The wedding was lovely. The bride and groom were so in love that they glowed with it. The weather was beautiful - freezing but sunny and bright. My dress fit (and I was complimented) and I kept my shoes on for almost the whole night. All very positive. Lest I get carried away by the relative glamour of my dress and super high heels, I have to tell you that I bought a hat to try and keep warm. Reader, I looked startlingly like an Ewok (teddy bear creatures in Return of the Jedi). It was not the look I was going for but I can see me getting a lot of wear out of this hat. It covered up the scarlet stripes a treat! Actually, I did some concerted washing and managed to tone those right down. AND the hat also kept my ears warm. A useful wardrobe addition. Especially if I have to go to a Star Wars themed party any time soon.
I managed to tick off a few more wedding tasks which made me feel calmer. I'm even relatively upbeat about the fact that I feel ill and coming down with a cold (not flu I hope) as it must surely grant me immunity for the wedding.
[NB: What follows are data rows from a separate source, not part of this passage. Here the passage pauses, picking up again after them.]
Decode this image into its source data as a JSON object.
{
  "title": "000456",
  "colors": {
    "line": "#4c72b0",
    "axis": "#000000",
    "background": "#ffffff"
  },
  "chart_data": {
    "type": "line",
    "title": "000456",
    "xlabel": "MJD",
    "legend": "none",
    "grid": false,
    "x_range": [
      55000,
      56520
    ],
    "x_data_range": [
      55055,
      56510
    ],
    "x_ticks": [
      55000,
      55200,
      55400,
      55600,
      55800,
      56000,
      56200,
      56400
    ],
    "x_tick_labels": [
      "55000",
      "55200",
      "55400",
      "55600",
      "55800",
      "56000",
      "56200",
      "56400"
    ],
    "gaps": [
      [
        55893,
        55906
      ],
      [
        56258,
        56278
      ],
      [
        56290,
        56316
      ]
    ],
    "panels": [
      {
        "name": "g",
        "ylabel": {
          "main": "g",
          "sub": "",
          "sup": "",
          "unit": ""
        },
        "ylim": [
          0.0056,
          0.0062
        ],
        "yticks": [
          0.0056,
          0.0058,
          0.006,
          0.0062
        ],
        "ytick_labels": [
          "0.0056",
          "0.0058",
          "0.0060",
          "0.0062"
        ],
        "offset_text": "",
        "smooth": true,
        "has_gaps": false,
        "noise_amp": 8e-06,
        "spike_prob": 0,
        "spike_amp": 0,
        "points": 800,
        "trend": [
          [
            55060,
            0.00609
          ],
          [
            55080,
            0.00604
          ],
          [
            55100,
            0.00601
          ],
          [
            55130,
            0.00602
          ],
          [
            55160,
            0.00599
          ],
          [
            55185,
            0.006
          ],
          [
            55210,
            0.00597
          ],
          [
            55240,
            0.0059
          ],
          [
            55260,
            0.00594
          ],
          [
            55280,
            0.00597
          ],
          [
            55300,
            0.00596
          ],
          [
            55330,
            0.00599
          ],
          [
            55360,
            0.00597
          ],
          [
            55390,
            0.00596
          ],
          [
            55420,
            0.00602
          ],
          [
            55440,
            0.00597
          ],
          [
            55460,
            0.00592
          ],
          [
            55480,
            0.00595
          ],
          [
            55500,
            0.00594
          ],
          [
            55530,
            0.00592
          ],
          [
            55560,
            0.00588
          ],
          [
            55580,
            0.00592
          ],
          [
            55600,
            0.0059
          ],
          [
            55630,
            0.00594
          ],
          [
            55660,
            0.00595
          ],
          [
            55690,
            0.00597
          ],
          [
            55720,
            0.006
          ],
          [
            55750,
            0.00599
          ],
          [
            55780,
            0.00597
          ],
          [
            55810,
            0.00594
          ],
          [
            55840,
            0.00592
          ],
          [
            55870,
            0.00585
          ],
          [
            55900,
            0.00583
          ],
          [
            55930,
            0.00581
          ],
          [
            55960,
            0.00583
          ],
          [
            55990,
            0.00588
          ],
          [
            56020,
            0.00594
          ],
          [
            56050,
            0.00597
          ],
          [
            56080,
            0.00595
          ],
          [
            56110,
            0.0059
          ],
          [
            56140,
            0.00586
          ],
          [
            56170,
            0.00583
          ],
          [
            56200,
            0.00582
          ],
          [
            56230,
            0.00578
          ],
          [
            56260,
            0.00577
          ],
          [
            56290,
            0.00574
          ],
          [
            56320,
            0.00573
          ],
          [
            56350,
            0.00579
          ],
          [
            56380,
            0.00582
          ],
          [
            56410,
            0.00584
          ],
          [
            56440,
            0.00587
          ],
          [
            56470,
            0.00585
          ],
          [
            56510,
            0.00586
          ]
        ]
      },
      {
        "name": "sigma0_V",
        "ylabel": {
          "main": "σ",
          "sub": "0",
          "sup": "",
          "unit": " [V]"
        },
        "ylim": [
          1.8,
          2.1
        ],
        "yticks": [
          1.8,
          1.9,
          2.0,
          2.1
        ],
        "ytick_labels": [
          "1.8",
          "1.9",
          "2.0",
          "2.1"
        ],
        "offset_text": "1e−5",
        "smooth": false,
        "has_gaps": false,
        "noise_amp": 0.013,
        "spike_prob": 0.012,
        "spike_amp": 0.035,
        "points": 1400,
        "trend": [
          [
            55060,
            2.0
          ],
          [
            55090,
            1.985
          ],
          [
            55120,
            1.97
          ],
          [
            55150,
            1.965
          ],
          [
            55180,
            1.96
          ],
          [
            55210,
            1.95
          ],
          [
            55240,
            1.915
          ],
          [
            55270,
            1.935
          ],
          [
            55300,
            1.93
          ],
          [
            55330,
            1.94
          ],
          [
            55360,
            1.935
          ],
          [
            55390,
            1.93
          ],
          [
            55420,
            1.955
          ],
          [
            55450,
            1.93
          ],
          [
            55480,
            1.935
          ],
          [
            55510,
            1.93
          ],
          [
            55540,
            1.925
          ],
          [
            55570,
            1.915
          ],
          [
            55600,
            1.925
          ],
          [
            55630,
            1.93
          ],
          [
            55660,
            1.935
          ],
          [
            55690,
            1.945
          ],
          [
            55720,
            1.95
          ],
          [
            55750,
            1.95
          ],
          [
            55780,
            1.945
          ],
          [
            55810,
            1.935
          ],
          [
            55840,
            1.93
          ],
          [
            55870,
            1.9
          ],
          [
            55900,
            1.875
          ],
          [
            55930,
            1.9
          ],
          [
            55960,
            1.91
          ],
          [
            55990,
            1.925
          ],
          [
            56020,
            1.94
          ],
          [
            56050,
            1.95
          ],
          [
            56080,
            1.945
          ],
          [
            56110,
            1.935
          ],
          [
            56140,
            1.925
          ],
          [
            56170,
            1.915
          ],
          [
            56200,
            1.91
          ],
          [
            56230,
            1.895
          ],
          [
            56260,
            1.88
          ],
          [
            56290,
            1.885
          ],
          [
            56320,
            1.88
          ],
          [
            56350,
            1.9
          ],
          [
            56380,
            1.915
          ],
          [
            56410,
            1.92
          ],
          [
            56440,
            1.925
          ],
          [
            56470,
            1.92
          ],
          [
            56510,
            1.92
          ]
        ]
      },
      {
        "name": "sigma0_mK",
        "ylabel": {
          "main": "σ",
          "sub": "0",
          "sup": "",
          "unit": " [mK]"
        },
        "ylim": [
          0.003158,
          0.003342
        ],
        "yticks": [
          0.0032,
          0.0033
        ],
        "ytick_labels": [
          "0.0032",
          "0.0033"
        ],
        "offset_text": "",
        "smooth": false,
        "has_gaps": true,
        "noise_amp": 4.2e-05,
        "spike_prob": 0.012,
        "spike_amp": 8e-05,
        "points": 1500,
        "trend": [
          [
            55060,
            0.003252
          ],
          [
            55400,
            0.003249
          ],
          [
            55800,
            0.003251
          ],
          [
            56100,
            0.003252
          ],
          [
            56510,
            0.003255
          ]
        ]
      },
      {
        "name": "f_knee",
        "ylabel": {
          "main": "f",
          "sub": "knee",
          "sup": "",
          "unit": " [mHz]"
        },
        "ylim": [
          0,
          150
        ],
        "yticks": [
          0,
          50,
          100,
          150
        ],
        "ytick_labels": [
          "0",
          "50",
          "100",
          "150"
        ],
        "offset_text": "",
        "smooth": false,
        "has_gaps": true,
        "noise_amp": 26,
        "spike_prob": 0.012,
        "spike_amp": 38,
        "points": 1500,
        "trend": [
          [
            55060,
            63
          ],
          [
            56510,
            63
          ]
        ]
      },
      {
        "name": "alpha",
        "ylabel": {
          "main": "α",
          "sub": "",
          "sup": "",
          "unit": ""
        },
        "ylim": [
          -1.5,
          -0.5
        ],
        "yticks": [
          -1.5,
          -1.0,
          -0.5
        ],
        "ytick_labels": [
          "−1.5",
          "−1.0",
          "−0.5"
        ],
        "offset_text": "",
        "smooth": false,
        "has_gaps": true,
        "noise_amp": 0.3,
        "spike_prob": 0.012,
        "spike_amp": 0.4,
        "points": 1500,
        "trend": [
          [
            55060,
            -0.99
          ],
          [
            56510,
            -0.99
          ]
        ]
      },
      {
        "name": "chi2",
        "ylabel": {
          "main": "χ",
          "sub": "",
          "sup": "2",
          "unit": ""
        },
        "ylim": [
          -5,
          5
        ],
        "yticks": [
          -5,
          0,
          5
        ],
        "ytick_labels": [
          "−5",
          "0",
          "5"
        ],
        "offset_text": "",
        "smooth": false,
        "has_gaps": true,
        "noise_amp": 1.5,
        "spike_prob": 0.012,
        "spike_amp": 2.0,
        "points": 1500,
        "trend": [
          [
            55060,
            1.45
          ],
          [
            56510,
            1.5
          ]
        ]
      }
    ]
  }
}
But it only takes a small thing to derail me. I got the photos from our 'engagement shoot' today. I look awful. I think if I hadn't got them at work I would have cried. I look stiff which is only my own fault as I was so anxious at the time - maybe now I've seen the worst I'll be able to relax. Maybe booze will help. Maybe the wedding atmosphere will help. But I want to throw away everything I wore on that day - it was actually a shock to see how bad I looked. P is fed up with what he sees as my moroseness and negativity - and I've put on a positive act for him! - we had a quarrel about it.
Really I am only just keeping a grip to not pitch headfirst into self-loathing. It's not our photographers' fault; as I said to them, 'you can't make a silk purse out of a sow's ear'. Their technique was great - I can see that, save the subject, they are good pics. They sent me 3 photos on email at work and I hated one with a frenzy, one was okay of me but not P and the third was not too bad (I just look lined and haggard). Then the disc arrived tonight with an additional 5 - they were mostly worse (although the one I hated is still in the bottom two). And they took loads on the actual afternoon - it's terrifying to think what the others were like. I must be vainer than I thought - I must think I look better than I really do. Or think that getting married would sprinkle shimmery magic dust on me. I looked lined, dumpy and fat with piggy suspicious little eyes. And roots (but that I can fix).
Trying to 'reframe' this: now I know the worst, it won't be such a shock after the wedding. And I don't need nice photos to have a good time - all that really matters is marrying P; I'll look as good as I can and not let my hopes of what I might have been spoil our day.